After two successive seasons of 900 plus runs Sarfaraz is firmly on the radar of the national selectors. However, he is focused on the present. “As far as selection to the Indian team is concerned I am working hard. Right now my focus is only to score runs. Every person has dreams. It will happen if it is written in my destiny.” Frankly it will be impossible to overlook him any further. He is an ideal blend of talent, technique and temperament. He has all the strokes and an impeccable defense.

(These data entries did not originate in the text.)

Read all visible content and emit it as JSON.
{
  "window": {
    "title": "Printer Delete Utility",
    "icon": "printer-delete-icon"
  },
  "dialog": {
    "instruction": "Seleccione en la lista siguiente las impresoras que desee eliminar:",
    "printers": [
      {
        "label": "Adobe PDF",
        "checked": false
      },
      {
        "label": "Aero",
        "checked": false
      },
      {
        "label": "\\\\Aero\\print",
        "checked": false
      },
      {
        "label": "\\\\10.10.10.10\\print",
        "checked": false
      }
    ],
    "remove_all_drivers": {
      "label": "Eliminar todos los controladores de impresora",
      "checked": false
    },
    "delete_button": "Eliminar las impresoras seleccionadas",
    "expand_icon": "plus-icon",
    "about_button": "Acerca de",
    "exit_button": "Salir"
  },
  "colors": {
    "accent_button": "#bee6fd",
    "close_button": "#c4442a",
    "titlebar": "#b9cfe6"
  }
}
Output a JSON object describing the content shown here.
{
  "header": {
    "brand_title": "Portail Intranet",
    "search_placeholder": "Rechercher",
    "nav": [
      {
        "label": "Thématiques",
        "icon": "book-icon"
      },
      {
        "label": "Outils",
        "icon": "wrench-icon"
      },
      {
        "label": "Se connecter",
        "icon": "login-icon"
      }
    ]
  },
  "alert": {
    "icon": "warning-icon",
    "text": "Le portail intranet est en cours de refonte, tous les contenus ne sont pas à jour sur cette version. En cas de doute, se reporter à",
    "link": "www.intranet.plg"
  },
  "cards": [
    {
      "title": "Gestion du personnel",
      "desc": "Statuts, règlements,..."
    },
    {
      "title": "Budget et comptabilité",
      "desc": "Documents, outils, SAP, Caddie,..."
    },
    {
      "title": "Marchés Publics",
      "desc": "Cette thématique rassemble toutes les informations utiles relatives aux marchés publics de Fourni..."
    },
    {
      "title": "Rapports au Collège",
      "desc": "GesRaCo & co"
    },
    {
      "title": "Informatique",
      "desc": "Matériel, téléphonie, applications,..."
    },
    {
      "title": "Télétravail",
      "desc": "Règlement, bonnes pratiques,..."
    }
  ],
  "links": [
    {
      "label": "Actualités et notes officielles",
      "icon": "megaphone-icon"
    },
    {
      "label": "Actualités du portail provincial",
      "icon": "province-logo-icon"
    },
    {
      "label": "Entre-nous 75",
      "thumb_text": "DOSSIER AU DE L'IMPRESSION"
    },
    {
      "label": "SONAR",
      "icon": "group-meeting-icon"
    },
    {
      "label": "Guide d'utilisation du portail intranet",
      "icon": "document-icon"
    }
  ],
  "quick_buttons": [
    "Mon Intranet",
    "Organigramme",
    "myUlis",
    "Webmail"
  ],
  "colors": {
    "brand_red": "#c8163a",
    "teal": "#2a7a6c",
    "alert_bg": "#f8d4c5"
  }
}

With these credentials it is only a matter of time before he is given a Test cap.
Actually, Sarfaraz has already worn the Indian cap having represented the Under-19 team in the World Cup in the UAE in 2014 where he impressed in getting 211 runs from six games at an average of 70.33. Two years later he finished as the second highest scorer in the Under-19 World Cup in Bangladesh with 355 runs from six matches, frequently rescuing India from faltering starts. Clearly Sarfaraz is the man for the big occasion as he waits for his biggest reward – the India cap which should come his way when India take on Bangladesh in the Test series next month.
(Partab Ramchand is a veteran sports journalist, the views expressed here are personal.)